6. `TestG15b_Manifest_NoAuthorityShapedFields`
- Scans deploy examples for `epoch`, `endpointVersion`, `primary`, `healthy`, `ready` outside comments.
These tests are not a substitute for Kubernetes. They prevent the highest-risk configuration drift before the privileged lab run.
---
## §5 Slices
### G15b-1 — K8s Manifest Skeleton + Static Guards
Code:
- Add V3 Kubernetes manifests, likely under:
```text
deploy/k8s/g15b/
```
Files:
- `csi-driver.yaml`
- `rbac.yaml`
- `csi-controller.yaml`
- `csi-node.yaml`
- `static-pv-pvc-pod.yaml`
Tests:
```powershell
go test ./cmd/blockcsi -run TestG15b_Manifest -count=1 -v
```
Pass:
- All §4 manifest guards green.
- No product behavior change.
### G15b-2 — K8s Lab Harness
Artifacts:
- `V:\share\g15b-k8s\run-g15b-k8s-static.sh`
- `sw-block/design/test/v3-phase-15-g15b-k8s-qa-test-instruction.md`
Harness responsibilities:
1. Build V3 binaries/images for `blockmaster`, `blockvolume`, and `blockcsi`.
2. Load images into the test cluster.
3. Apply cluster-spec/product-loop setup for one RF=2 volume.
4. Apply CSI driver/controller/node manifests.
5. Apply static PV/PVC/pod.
6. Wait for pod ready.
7. Exec into pod and perform write/read checksum.
8. Delete pod/PVC/PV and assert node plugin cleanup.
9. Collect logs and relevant Kubernetes events.
Pass:
- Pod sees mounted filesystem.
- Pod writes and reads byte-equal data.
- No dangling iSCSI session for the test IQN after cleanup.
### G15b-3 — First Kubernetes Close Run
Evidence target:
- Real Kubernetes control plane.
- Real CSI external-attacher.
- Real kubelet calling NodeStage/NodePublish.
- Real iSCSI login/mkfs/mount on the node.

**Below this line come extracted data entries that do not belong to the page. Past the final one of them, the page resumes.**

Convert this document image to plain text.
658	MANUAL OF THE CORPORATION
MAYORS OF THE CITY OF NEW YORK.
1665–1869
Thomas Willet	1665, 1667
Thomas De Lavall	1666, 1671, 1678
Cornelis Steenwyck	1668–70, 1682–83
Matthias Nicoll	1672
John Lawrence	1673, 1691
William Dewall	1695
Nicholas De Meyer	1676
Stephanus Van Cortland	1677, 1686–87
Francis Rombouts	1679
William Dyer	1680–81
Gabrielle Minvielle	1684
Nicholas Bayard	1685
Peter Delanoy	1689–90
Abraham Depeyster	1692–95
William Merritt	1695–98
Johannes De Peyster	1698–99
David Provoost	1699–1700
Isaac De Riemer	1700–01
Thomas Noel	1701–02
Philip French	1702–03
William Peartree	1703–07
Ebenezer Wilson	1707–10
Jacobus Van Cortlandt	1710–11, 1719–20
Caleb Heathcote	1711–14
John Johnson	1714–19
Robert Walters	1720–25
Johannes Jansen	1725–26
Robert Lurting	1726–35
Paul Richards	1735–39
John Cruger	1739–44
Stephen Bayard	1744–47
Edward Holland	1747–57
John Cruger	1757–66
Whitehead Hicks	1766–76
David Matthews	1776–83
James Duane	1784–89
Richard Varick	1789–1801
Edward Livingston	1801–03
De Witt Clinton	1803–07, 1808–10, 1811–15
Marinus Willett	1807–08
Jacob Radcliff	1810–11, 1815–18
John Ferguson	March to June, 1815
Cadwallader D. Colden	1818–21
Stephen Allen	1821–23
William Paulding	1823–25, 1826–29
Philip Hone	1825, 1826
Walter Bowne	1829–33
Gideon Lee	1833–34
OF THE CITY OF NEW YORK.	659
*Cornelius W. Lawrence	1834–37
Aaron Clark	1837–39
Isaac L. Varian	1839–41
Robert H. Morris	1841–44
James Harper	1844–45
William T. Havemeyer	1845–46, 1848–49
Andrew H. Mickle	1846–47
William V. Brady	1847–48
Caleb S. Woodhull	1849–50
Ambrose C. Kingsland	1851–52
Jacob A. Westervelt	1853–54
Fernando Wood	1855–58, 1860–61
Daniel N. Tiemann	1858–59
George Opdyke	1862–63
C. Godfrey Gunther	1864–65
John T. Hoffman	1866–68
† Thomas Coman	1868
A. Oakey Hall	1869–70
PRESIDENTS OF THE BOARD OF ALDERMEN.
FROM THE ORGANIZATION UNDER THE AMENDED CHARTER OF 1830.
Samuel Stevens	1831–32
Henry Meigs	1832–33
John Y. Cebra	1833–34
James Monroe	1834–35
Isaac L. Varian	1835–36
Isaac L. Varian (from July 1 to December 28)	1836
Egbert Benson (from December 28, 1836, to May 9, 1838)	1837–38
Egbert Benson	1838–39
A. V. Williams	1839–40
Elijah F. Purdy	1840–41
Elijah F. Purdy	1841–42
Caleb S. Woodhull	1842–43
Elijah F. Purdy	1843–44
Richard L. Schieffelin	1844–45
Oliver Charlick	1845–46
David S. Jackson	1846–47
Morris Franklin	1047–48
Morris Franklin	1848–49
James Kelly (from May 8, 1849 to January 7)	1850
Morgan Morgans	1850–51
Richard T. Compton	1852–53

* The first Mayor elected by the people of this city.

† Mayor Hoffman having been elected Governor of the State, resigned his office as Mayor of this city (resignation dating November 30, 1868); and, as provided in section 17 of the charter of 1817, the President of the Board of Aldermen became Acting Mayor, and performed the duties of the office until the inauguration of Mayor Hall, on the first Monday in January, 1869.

- Pod-level byte-equal oracle.
Close anchor:
- Pin commit, image digest, cluster node(s), kernel, Kubernetes version, and artifact directory.
---
## §6 Non-Claims
G15b does not claim:
- dynamic CSI `CreateVolume`;
- snapshots, clones, or expansion;
- NVMe CSI path;
- multi-node RWO enforcement;
- pod remount after primary kill;
- failover under live mounted filesystem;
- network-partition behavior;
- security for routable iSCSI/NVMe target exposure;
- performance or soak.
---
## §7 Open Questions
Q1. First lab topology:
Recommended default: single-node Kubernetes on m01 first, because current frontend loopback guard is intentional and G15a privileged evidence already proves the Linux node path on m01.

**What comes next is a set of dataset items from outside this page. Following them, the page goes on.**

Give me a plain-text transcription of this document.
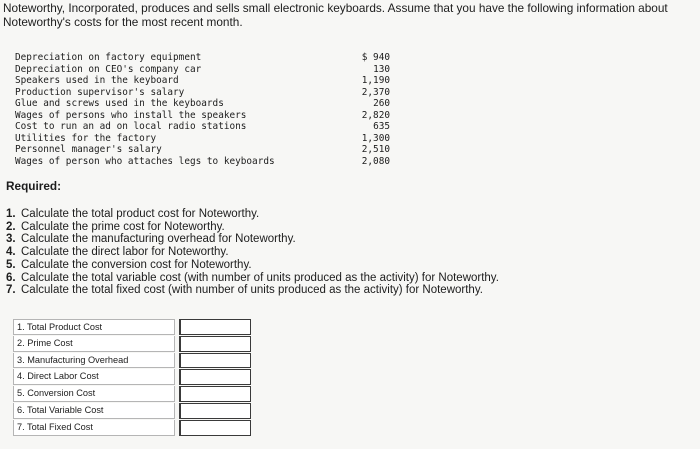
Noteworthy, Incorporated, produces and sells small electronic keyboards. Assume that you have the following information about
Noteworthy's costs for the most recent month.
Depreciation on factory equipment	$ 940
Depreciation on CEO's company car	130
Speakers used in the keyboard	1,190
Production supervisor's salary	2,370
Glue and screws used in the keyboards	260
Wages of persons who install the speakers	2,820
Cost to run an ad on local radio stations	635
Utilities for the factory	1,300
Personnel manager's salary	2,510
Wages of person who attaches legs to keyboards	2,080
Required:
1. Calculate the total product cost for Noteworthy.
2. Calculate the prime cost for Noteworthy.
3. Calculate the manufacturing overhead for Noteworthy.
4. Calculate the direct labor for Noteworthy.
5. Calculate the conversion cost for Noteworthy.
6. Calculate the total variable cost (with number of units produced as the activity) for Noteworthy.
7. Calculate the total fixed cost (with number of units produced as the activity) for Noteworthy.
1. Total Product Cost
2. Prime Cost
3. Manufacturing Overhead
4. Direct Labor Cost
5. Conversion Cost
6. Total Variable Cost
7. Total Fixed Cost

Q2. Should `cmd/blockcsi` grow `--mode=controller|node|all` before G15b?
Recommended default: not required for first close. Running all CSI services in both controller and node pods is acceptable if sidecars call only the relevant service. Add `--mode` only if sidecar behavior or logs become confusing.

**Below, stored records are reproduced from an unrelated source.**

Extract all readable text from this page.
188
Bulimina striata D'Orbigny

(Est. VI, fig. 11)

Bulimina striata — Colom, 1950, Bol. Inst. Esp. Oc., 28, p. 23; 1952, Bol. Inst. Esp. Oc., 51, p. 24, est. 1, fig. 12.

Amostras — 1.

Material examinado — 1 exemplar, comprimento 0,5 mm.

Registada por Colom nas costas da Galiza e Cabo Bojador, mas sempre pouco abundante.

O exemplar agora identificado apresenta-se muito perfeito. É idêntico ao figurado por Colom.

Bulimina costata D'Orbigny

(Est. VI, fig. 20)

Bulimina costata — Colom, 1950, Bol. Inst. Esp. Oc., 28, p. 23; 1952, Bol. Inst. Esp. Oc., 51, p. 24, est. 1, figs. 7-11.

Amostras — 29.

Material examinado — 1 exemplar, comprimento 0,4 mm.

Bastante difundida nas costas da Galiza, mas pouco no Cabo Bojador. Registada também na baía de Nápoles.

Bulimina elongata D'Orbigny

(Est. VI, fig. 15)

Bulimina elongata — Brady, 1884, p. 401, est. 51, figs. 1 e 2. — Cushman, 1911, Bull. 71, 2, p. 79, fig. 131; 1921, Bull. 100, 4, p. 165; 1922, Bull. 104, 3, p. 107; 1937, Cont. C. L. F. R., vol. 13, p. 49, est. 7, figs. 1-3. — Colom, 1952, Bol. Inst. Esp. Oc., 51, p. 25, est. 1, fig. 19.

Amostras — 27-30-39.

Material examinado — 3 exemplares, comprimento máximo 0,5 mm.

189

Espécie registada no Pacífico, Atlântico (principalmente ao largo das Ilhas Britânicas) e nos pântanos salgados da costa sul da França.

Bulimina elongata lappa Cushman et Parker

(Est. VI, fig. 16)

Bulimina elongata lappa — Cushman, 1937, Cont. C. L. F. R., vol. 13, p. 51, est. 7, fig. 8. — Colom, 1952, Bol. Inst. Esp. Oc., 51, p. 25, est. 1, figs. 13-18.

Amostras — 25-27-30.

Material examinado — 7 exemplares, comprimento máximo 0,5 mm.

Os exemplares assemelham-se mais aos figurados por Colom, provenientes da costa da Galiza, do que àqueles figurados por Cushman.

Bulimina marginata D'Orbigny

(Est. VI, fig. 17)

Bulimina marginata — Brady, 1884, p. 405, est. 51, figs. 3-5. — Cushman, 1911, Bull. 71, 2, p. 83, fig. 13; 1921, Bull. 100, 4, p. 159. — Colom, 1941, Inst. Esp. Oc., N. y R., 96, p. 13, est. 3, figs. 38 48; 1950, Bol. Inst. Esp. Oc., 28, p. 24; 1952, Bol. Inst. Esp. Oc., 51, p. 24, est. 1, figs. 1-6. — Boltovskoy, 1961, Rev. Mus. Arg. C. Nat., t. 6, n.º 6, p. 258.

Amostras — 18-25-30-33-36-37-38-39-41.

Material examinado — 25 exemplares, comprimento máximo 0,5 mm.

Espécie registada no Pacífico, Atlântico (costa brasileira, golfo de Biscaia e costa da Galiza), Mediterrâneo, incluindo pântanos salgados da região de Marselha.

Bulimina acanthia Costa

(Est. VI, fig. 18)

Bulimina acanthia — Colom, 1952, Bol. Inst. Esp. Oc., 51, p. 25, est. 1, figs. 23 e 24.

Q3. Should static PV include target fallback fields?
Recommended default: no for the close-path PV. Keep fallback only in code/tests for debug and plugin-restart recovery.
Q4. Should G15b include V2 dynamic provisioning sidecar?
Recommended default: no. Dynamic provisioning belongs after the product API can create desired volumes and placement safely.
---
## §8 QA Command Targets
Before K8s lab:
```powershell
go test ./cmd/blockcsi -run TestG15b_Manifest -count=1 -v
go test ./core/csi ./cmd/blockcsi ./core/host/volume ./core/host/master ./core/authority ./cmd/blockmaster ./cmd/blockvolume -count=1
```
K8s lab command will be added in `v3-phase-15-g15b-k8s-qa-test-instruction.md` once the harness exists.
---
## §9 Start Decision
Start with G15b-1 manifest skeleton + manifest red tests.
Do not start by applying YAML to Kubernetes. The attach semantics and manifest shape are the failure-prone boundary; pin them first, then run the cluster.